Tuesday, April 10, 2007


One fine spring's day my wife did say
As in my chair I sat,
There's one thing I must try to learn,
And that is, how to tat.

With her instructor soon she had
A bit of this and that,
And it was not so very long
Until she learned to tat.

And when one day she sat so quiet
I asked "What are you at?"
"Why dear" said she "I thought you knew
That I have learned to tat."

Soon she could ply her shuttle fast
Without an eyelid batting,
But oh the house it was so quiet
While she were at her tatting.

I thought she knew most everything,
As quilting, knitting, matting,
But I found out, it was not so
When my wife started tatting.


Anonymous said...

Beautiful. I love your background history of your grandfather and wish there were more people in this world who felt about the elderly as you did about your grandfather.

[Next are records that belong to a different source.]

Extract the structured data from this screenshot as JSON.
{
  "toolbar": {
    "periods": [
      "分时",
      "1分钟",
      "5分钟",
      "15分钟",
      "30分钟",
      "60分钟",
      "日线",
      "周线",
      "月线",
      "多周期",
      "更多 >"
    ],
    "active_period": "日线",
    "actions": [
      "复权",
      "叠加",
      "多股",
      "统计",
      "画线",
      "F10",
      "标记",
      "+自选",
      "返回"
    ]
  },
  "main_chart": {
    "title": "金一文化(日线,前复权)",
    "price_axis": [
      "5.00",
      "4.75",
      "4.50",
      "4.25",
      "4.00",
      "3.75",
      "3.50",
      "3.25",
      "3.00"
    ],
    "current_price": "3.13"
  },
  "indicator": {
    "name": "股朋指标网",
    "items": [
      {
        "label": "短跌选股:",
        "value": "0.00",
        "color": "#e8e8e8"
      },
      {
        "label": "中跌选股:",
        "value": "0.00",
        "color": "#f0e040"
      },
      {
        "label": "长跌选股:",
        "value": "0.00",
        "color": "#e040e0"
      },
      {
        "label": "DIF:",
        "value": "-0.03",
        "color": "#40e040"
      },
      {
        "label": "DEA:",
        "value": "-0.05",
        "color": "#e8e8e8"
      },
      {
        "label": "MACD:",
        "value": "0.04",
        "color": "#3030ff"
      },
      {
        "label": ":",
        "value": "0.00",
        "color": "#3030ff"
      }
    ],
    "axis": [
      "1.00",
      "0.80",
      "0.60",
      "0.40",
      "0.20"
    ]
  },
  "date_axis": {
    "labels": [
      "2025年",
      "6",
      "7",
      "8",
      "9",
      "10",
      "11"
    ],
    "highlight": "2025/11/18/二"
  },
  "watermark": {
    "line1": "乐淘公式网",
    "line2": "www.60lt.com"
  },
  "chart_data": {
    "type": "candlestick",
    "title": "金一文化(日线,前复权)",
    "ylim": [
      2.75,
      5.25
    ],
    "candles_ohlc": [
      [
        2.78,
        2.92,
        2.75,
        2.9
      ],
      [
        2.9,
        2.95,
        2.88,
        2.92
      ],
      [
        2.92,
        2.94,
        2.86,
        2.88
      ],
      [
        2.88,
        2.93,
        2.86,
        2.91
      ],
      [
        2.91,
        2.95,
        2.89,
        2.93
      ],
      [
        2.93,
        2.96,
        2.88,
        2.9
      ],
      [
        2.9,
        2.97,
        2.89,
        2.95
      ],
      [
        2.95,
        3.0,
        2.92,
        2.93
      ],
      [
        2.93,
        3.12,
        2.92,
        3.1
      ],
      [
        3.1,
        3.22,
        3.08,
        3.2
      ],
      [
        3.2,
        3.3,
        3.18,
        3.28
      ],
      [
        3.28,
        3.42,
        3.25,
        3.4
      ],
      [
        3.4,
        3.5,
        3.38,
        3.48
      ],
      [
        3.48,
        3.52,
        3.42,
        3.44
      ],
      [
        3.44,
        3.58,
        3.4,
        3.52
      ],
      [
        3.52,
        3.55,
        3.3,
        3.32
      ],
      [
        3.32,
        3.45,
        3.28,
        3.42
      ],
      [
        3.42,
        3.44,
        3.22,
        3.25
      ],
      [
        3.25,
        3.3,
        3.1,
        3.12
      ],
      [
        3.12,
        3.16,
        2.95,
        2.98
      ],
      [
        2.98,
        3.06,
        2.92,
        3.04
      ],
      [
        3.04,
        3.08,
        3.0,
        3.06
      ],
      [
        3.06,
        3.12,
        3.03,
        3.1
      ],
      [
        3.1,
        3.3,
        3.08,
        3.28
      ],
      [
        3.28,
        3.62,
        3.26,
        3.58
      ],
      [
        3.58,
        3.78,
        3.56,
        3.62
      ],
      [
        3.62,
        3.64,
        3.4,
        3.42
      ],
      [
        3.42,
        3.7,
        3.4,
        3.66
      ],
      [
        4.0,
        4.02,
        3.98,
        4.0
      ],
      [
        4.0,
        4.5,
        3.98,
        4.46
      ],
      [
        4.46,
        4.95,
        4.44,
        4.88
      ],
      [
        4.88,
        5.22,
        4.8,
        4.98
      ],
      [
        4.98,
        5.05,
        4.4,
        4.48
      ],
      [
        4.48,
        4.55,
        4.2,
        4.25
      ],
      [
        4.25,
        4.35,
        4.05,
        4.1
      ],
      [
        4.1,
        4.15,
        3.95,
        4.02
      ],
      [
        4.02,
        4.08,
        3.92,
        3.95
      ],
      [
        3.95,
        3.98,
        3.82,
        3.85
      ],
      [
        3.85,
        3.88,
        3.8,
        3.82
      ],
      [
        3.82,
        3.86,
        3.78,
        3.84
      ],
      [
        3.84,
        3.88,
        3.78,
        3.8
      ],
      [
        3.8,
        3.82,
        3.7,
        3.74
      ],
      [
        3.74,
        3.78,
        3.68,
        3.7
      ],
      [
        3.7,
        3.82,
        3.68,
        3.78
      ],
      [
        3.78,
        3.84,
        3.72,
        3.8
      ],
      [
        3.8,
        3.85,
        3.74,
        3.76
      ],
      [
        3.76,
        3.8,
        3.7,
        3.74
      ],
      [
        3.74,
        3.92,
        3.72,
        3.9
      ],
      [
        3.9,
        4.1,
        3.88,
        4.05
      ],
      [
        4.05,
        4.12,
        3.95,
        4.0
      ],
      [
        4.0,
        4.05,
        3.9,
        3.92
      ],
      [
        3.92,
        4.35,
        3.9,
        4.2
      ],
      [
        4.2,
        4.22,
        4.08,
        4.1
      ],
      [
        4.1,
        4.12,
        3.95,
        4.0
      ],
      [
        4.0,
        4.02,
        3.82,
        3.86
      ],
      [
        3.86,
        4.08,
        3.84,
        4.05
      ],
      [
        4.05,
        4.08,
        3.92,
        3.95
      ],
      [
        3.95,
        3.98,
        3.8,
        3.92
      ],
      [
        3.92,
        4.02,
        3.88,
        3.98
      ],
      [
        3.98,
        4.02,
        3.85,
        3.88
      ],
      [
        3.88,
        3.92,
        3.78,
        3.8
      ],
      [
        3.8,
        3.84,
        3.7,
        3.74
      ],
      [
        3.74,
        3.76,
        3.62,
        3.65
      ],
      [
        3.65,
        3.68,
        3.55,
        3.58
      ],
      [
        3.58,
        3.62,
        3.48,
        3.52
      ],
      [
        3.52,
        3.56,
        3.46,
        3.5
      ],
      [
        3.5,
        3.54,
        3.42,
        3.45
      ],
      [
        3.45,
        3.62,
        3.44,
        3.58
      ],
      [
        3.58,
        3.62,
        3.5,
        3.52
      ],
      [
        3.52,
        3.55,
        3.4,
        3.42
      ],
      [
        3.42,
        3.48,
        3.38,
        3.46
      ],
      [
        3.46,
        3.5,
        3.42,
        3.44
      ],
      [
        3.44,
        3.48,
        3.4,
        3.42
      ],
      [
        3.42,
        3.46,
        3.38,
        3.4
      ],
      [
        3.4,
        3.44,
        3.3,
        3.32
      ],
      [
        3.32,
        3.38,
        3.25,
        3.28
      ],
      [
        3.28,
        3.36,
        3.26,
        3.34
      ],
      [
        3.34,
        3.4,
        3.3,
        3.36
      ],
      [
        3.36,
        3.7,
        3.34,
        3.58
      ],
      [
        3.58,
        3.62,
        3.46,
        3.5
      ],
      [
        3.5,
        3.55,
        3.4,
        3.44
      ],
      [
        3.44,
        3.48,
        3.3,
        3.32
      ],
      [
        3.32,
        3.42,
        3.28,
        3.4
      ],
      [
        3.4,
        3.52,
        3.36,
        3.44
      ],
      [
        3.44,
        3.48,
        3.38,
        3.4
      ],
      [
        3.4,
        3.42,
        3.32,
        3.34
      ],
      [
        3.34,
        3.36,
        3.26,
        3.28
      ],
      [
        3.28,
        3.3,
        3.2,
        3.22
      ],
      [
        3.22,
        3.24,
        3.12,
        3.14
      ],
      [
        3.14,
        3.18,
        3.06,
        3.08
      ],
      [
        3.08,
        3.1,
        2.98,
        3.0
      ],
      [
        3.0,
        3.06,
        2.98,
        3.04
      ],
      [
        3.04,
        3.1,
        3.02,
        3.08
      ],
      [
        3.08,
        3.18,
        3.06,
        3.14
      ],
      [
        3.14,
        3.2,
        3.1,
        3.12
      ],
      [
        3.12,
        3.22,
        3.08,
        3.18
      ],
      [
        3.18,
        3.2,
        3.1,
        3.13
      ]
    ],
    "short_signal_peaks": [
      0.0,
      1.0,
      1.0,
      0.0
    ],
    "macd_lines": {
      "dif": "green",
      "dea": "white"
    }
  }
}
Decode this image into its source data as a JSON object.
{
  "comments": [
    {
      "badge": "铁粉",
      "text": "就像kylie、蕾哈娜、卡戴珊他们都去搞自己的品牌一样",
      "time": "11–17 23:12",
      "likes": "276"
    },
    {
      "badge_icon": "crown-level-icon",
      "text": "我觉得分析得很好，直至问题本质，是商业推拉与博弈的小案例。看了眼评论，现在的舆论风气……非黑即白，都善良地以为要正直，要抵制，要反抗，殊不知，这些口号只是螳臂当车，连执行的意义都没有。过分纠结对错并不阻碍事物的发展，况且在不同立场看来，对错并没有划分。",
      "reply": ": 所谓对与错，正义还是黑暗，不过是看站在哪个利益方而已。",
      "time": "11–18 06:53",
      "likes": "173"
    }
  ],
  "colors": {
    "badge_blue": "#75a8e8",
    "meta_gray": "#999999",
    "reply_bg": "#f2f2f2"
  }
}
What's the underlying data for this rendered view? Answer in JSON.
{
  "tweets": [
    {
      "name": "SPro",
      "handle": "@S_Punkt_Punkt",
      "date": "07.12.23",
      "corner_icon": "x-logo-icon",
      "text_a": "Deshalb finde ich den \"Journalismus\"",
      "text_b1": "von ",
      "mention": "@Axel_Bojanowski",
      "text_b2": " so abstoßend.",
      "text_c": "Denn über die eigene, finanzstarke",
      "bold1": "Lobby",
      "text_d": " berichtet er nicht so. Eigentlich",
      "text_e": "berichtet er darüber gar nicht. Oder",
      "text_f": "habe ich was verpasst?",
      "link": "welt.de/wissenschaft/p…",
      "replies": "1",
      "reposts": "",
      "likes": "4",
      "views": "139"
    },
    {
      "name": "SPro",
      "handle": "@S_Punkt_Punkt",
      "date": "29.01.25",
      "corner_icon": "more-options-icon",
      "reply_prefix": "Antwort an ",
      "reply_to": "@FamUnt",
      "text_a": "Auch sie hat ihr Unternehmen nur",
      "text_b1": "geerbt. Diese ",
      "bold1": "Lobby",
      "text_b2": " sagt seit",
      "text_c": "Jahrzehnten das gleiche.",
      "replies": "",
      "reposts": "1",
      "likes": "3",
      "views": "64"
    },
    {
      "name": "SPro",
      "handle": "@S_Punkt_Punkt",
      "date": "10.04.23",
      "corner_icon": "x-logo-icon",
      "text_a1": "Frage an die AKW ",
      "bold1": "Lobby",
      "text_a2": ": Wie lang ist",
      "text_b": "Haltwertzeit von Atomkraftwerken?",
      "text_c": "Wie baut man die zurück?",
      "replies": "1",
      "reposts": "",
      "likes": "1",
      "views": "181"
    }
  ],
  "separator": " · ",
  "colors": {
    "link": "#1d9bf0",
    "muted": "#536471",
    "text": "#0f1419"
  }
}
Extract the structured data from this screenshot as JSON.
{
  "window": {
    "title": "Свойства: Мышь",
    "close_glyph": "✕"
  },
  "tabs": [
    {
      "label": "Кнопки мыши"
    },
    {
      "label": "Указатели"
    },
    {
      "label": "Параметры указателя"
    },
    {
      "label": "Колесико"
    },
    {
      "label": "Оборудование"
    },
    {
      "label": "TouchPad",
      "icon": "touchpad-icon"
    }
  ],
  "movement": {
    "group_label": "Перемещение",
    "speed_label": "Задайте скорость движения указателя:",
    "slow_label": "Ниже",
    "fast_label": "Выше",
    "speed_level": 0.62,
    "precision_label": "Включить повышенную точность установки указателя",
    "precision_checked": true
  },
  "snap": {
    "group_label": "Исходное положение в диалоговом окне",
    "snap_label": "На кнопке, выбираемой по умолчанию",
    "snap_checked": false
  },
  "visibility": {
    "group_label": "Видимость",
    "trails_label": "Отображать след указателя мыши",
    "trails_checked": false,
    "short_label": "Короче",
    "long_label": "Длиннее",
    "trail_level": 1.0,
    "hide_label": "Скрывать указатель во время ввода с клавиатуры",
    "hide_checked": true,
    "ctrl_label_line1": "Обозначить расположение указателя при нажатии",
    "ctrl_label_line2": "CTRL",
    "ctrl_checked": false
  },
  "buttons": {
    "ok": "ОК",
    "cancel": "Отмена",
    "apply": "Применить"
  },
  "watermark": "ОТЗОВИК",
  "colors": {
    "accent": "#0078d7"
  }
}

The poem is touching as I have never seen a poem written about tatting -- I am a tatter and appreciate your posting this. Thank you so much for sharing this little corner of your life,

Tattycat said...

I love this poem and the tribute to your much beloved grandfather. I, too, was blessed with a wonderful grandfather and your words touch me greatly. I am a tatter and a writer and I can only imagine his reaction to readers all over the world being able to experience his words. What an inspiration he is to us all. Thank you so much for sharing. With your blessing, I will put a link to your site on my blog. I can be reached at http://laurasmuse.blogspot.com

Kelly said...

Interesting site. I stumbled across it on a google search of Newfoundland knitting.... and I realized that we're related. My grandfather was Jack Frampton.

I won't quite make it to the reunion this year, as I'm in the process of moving back to Newfoundland from Ontario.

Thank you for sharing these poems. It's amazing what you find by accident sometimes!


Thanks, Kelly. I'm astounded at family I've met through my grandfather's poetry site. I like your site ... only wish I could knit. I knit a scarf once, but didn't know how to cast off, so the scarf became about 12 feet long - knit one, pearl two.